How would I go about calculating the integral $ \int d^3 \mathbf r {1\over 1+ \mathbf r \cdot \mathbf r} \delta(\mathbf r – \mathbf r_0) $ where $\mathbf r_0 = (2,-1,3)$
My attempt so far:
I have been trying to do this in spherical polar coordinates.
${\rm d}^3 \mathbf r = r^{2}\sin\left(\theta\right)\,{\rm d}r\,{\rm d}\theta\,{\rm d}\phi $
$\mathbf r \cdot\mathbf r = r^2 $
I think $\delta(\mathbf r – \mathbf r_0)={1\over r^2\sin\left(\theta\right)}\, \delta(r-r_0)\delta(\theta-\theta_0)\delta(\phi-\phi_0) $ ?
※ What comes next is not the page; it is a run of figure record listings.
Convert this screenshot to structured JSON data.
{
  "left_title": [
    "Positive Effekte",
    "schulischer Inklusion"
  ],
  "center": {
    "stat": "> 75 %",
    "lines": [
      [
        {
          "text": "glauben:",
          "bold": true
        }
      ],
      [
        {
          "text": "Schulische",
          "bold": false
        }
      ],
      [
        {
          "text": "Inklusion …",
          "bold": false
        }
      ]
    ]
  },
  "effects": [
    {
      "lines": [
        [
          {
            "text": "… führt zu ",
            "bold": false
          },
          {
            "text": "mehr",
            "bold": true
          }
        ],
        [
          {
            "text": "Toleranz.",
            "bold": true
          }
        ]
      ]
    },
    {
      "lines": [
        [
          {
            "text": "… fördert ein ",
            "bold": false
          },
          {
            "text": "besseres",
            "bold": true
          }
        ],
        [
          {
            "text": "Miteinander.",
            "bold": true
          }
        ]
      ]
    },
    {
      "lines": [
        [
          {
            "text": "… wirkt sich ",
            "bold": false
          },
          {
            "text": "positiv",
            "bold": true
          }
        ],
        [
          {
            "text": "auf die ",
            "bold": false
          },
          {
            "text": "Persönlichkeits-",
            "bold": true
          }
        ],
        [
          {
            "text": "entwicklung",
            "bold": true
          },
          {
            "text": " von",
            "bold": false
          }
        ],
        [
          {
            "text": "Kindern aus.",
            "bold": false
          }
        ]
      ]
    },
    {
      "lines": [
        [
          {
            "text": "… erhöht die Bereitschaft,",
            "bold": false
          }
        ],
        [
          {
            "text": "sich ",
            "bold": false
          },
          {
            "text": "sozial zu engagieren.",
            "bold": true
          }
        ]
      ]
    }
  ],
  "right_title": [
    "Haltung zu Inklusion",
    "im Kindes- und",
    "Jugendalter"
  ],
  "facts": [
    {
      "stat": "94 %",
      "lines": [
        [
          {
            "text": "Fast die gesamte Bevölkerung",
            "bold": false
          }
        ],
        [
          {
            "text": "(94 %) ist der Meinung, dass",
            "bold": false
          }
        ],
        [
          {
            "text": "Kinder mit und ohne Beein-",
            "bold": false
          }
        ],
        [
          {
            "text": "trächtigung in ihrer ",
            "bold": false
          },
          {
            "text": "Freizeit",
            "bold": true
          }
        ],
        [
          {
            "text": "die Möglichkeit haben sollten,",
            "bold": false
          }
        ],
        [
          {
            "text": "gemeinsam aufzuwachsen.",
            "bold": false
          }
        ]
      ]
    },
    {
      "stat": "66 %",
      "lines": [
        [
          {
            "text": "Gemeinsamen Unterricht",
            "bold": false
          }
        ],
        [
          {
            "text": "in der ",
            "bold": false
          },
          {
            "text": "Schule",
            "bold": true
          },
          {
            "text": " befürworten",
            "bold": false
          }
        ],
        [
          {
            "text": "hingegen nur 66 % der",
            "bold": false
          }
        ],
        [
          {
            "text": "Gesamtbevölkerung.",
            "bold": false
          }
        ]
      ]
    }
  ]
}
Therefore the integral I am attempting is:
$ \int {1\over r^2 }\delta(r-r_0)\delta(\theta-\theta_0)\delta(\phi-\phi_0) dr d\theta d\phi $
Presumably the $\phi$ integral will just give $2\pi$ , and the $ \theta $ integral will just give $\pi$ ? so then we have
$2\pi^2 \int {1\over r^2 }\delta(r-r_0)\ dr $
So where do I go from here?
Thanks
Best Answer
Observe that $$ \int \operatorname{d}^3\pmb r\; f(\pmb r)δ(\pmb r−\pmb r_0)=f(\pmb r_0) $$ so that $$ \int \operatorname{d}^3\pmb r\frac{1}{1+\pmb r\cdot\pmb r}δ(\pmb r−\pmb r_0)=\frac{1}{1+|\pmb r_0|^2} $$ In spherical coordinates $(r,\theta,\phi)$, where $r \in [0,\infty)$, $\theta\in [0,\pi]$, and $\phi\in [0,2\pi)$, $$ \delta(\pmb r -\pmb r_0)=\frac{\delta(r-r_0)}{r^2}\frac{\delta(\theta-\theta_0)}{\sin^2\theta}\delta(\phi-\phi_0)\quad ~\textrm{Eq. 1 (cf. [1])}$$ and $\operatorname{d}^3\pmb r=r^2\sin^2\theta \operatorname{d}r\operatorname{d}\theta\operatorname{d}\phi$ so that $$ \int \operatorname{d}^3\pmb r\frac{1}{1+\pmb r\cdot\pmb r}δ(\pmb r−\pmb r_0)= \int_0^{2\pi}\operatorname{d}\phi\,\delta(\phi-\phi_0) \int_0^{\pi}\operatorname{d}\theta \delta(\theta-\theta_0)\int_0^{\infty}\operatorname{d}r \frac{1}{1+r^2}\delta(r-r_0) $$ then $$ \int \operatorname{d}^3\pmb r\frac{1}{1+\pmb r\cdot\pmb r}δ(\pmb r−\pmb r_0)= \int_0^{\infty}\operatorname{d}r \frac{1}{1+r^2}\delta(r-r_0)=\frac{1}{1+r_0^2} $$
Alternatively, observe that if the problem involves spherical coordinates, but with no dependence on either $\theta$ or $\phi$, one has $$ \delta(\pmb r -\pmb r_0)=\frac{\delta(r-r_0)}{4\pi r^2} $$ and $$ \int \operatorname{d}^3\pmb r\frac{1}{1+\pmb r\cdot\pmb r}δ(\pmb r−\pmb r_0)= \int_0^{2\pi}\operatorname{d}\phi \int_0^{\pi}\operatorname{d}\theta \sin^2\theta \int_0^{\infty}r^2\operatorname{d}r \frac{1}{1+r^2}\frac{\delta(r-r_0)}{4\pi r^2}=\frac{1}{1+r_0^2} $$
Bibliography
[1] fen.bilkent.edu.tr/~ercelebi/mp03.pdf